Monday, July 28, 2008

Post-Partem Depression

I am having a little trouble with post-tour depression today. It happens every year. It is a kind of withdrawal that I go through. It's a good thing I am not inclined to try harder drugs, because this is rough enough. I just don't know what to do with myself. But, I just discovered a new sport that might hold me over and help me get off my addiction to foreign bicycle racing. No, it's not mixed martial arts, it's called Red Sox baseball and it's a lot like the Tour de France.

First, there are frequent commercial breaks where the same adverts are repeated ad nauseum between the all too frequent self-promotional flogging of the host channel's other programming. I have a hard time believing all that promotion for Tap Out is going to pay dividends among the cycling aficionados. And I am now more sure than ever that I will never purchase a Cervelo or a Saab. On the other hand, I have a hankering for a Mojito right now. I liked that one every time I saw it. If they would cut out the part with the smarmy bartender, I would probably be drunk as a skunk on Mojito's right now. I like the Amsterdam ad on Red Sox games too.
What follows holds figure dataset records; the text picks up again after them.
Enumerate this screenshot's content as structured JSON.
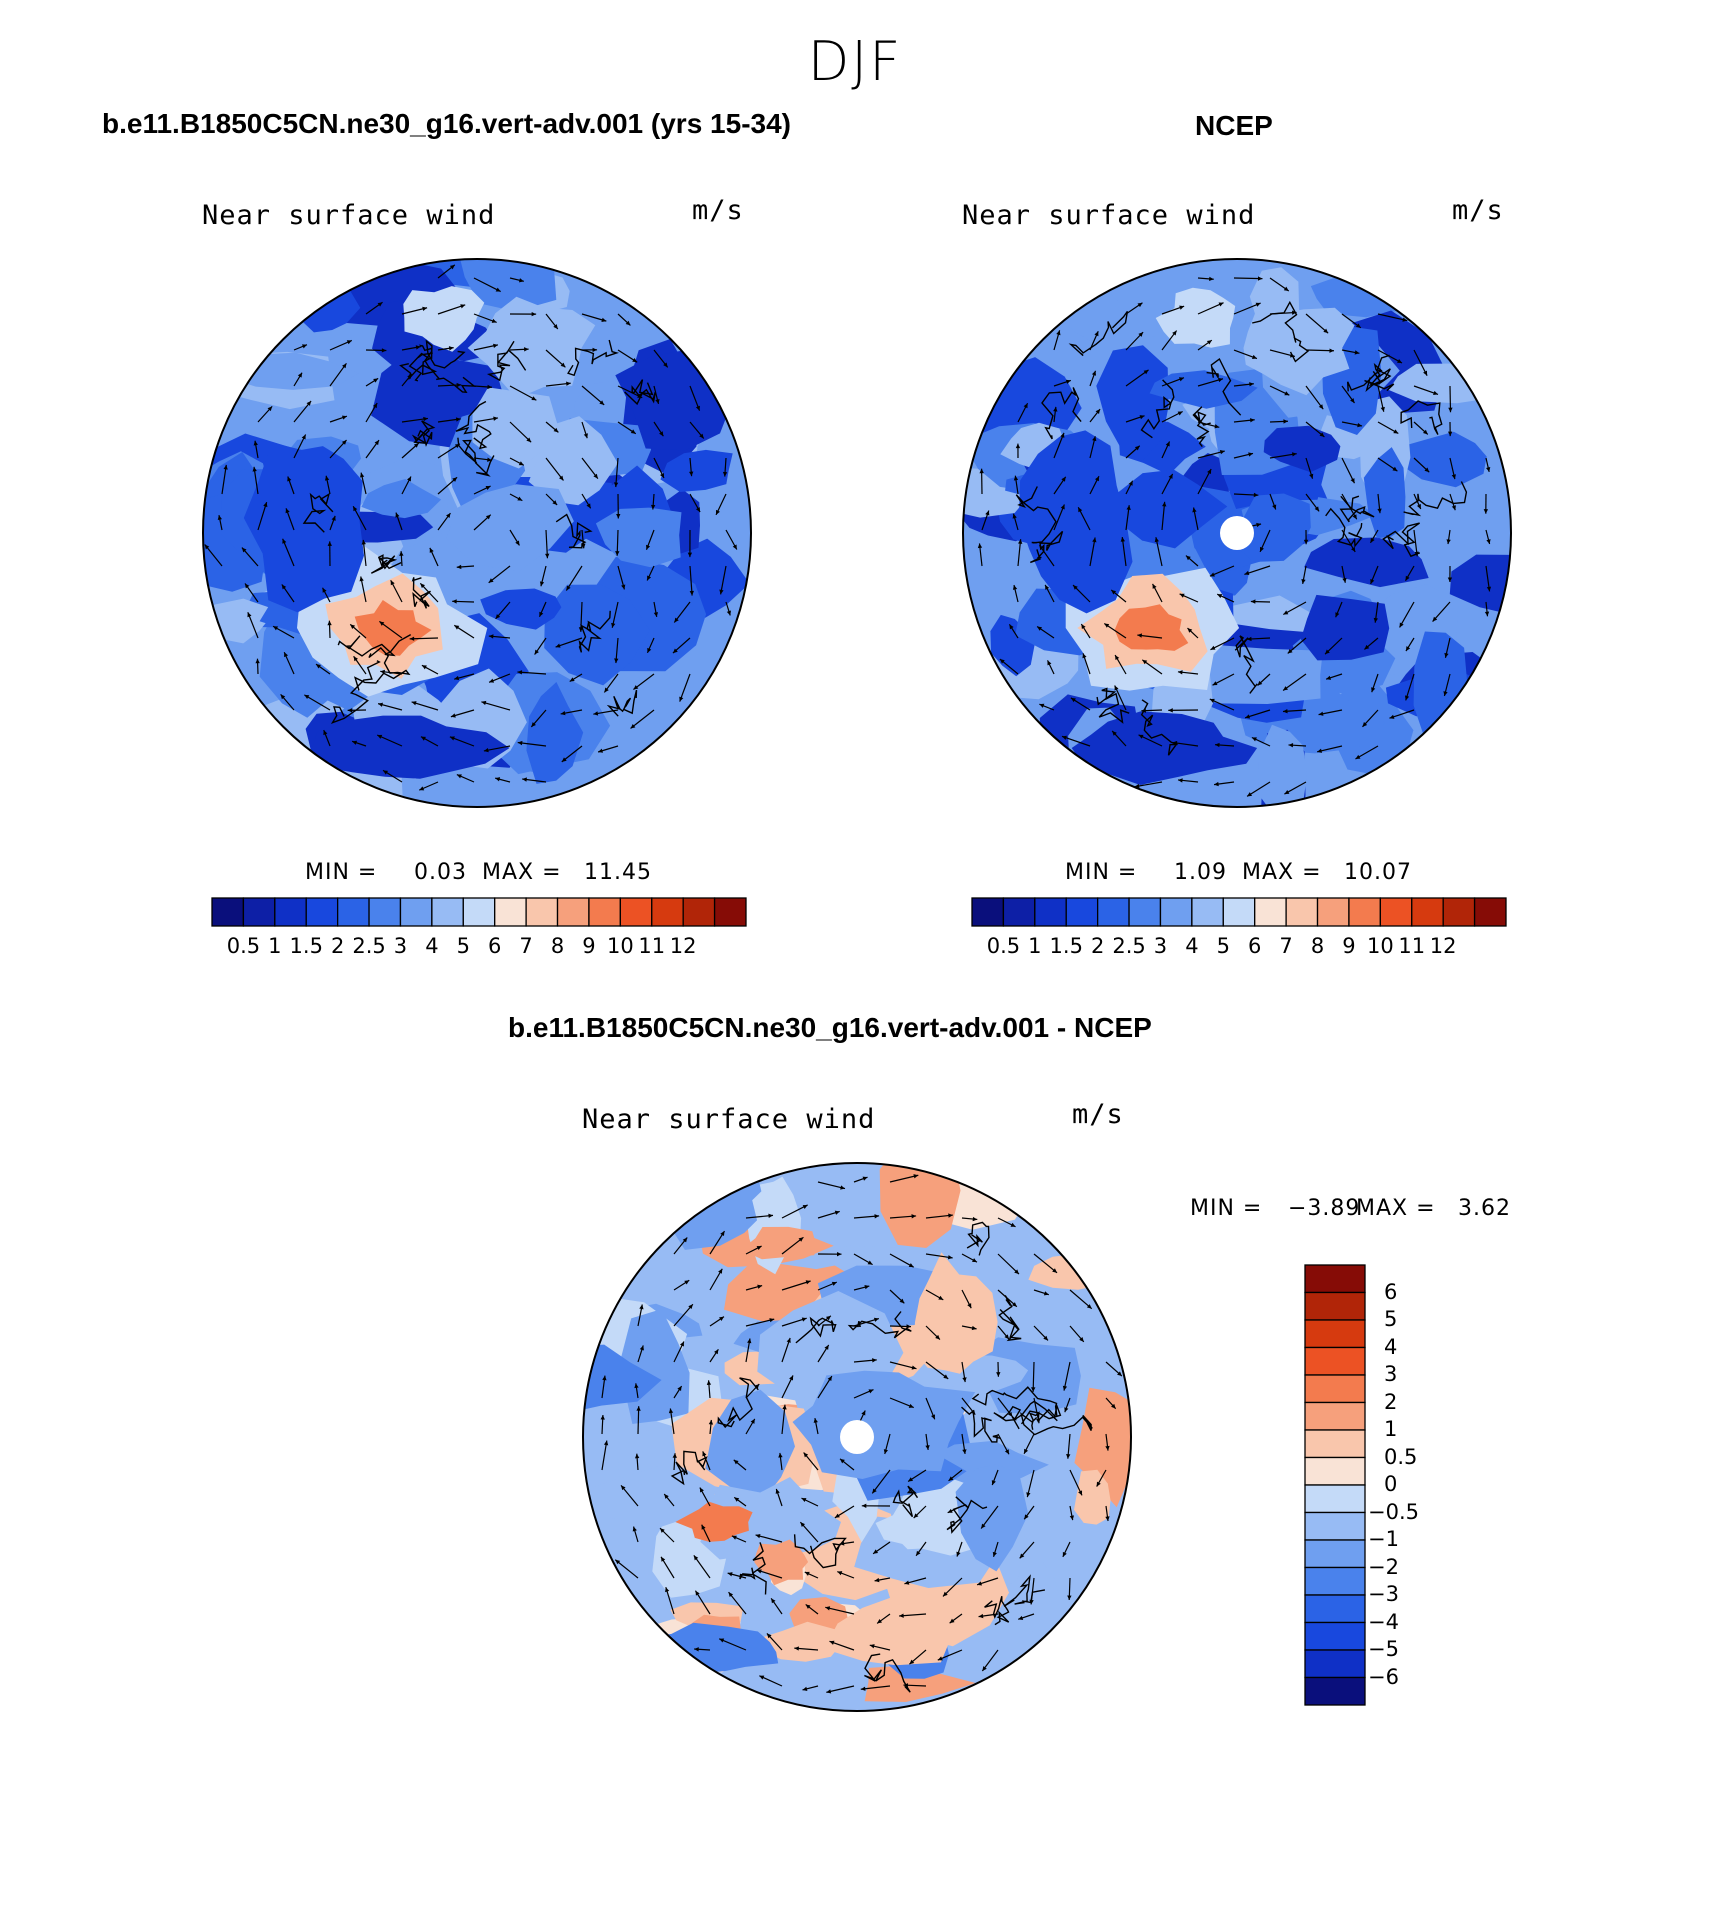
{
  "figure": {
    "season": "DJF",
    "panels": [
      {
        "id": "model",
        "case_title": "b.e11.B1850C5CN.ne30_g16.vert-adv.001 (yrs 15-34)",
        "variable": "Near surface wind",
        "units": "m/s",
        "min_label": "MIN =",
        "min_value": "0.03",
        "max_label": "MAX =",
        "max_value": "11.45",
        "has_pole_hole": false,
        "palette": "abs",
        "base_level": 3.2
      },
      {
        "id": "obs",
        "case_title": "NCEP",
        "variable": "Near surface wind",
        "units": "m/s",
        "min_label": "MIN =",
        "min_value": "1.09",
        "max_label": "MAX =",
        "max_value": "10.07",
        "has_pole_hole": true,
        "palette": "abs",
        "base_level": 3.6
      },
      {
        "id": "diff",
        "case_title": "b.e11.B1850C5CN.ne30_g16.vert-adv.001 - NCEP",
        "variable": "Near surface wind",
        "units": "m/s",
        "min_label": "MIN =",
        "min_value": "−3.89",
        "max_label": "MAX =",
        "max_value": "3.62",
        "has_pole_hole": true,
        "palette": "diff",
        "base_level": -0.6
      }
    ],
    "colorbar_abs": {
      "tick_labels": [
        "0.5",
        "1",
        "1.5",
        "2",
        "2.5",
        "3",
        "4",
        "5",
        "6",
        "7",
        "8",
        "9",
        "10",
        "11",
        "12"
      ],
      "colors": [
        "#0a0f7c",
        "#0d1fa6",
        "#0f30c6",
        "#1848de",
        "#2b63e6",
        "#4a82ec",
        "#6f9ff0",
        "#97bbf4",
        "#c4daf8",
        "#f9e3d6",
        "#f9c6ac",
        "#f6a07c",
        "#f37b4e",
        "#ec5224",
        "#d63a0f",
        "#b12508",
        "#860c06"
      ]
    },
    "colorbar_diff": {
      "tick_labels": [
        "6",
        "5",
        "4",
        "3",
        "2",
        "1",
        "0.5",
        "0",
        "−0.5",
        "−1",
        "−2",
        "−3",
        "−4",
        "−5",
        "−6"
      ],
      "colors": [
        "#860c06",
        "#b12508",
        "#d63a0f",
        "#ec5224",
        "#f37b4e",
        "#f6a07c",
        "#f9c6ac",
        "#f9e3d6",
        "#c4daf8",
        "#97bbf4",
        "#6f9ff0",
        "#4a82ec",
        "#2b63e6",
        "#1848de",
        "#0f30c6",
        "#0a0f7c"
      ]
    }
  }
}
I want to go back there soon if only to meet the old guy who says "Ladies and Gentlemen, let's begin" in Dutch.

Also, this baseball thing, like the TdF, is usually only available on obscure cable networks except on the weekends when it sometimes makes an appearance on the big networks. Just like Phil and Paul at the TdF, there are two very good announcer/commentators (Remy and Orsillo) and a cast of not so good wannabees, especially on the big networks. Who was that breathy commentator on CBS's weekend coverage of the TdF? I hated him. He made everything sound oh so melodramatic but obviously knew nothing. The Tim McCarver of bike race commentary.

It seems that stimulants and steroids are common in both sports and the authorities are finally catching wise in hopes of saving what is left of their reputations. But there is no need to worry, the fans were willing to turn a blind eye for years, they will come back once the appearance of propriety is restored.

They play almost every day with only an occasional day off to annoy us addicts and make us appreciate them all the more when they do play.

As observed by George Carlin, we don't know when a baseball game is going to end, but it somehow fits into a three-hour broadcast, just like the TdF.

That's all I got for now. Feel free to add your own in the comments (please comment, it's lonely here all by myself without Phil Liggett, Paul Sherwen and Bob Roll).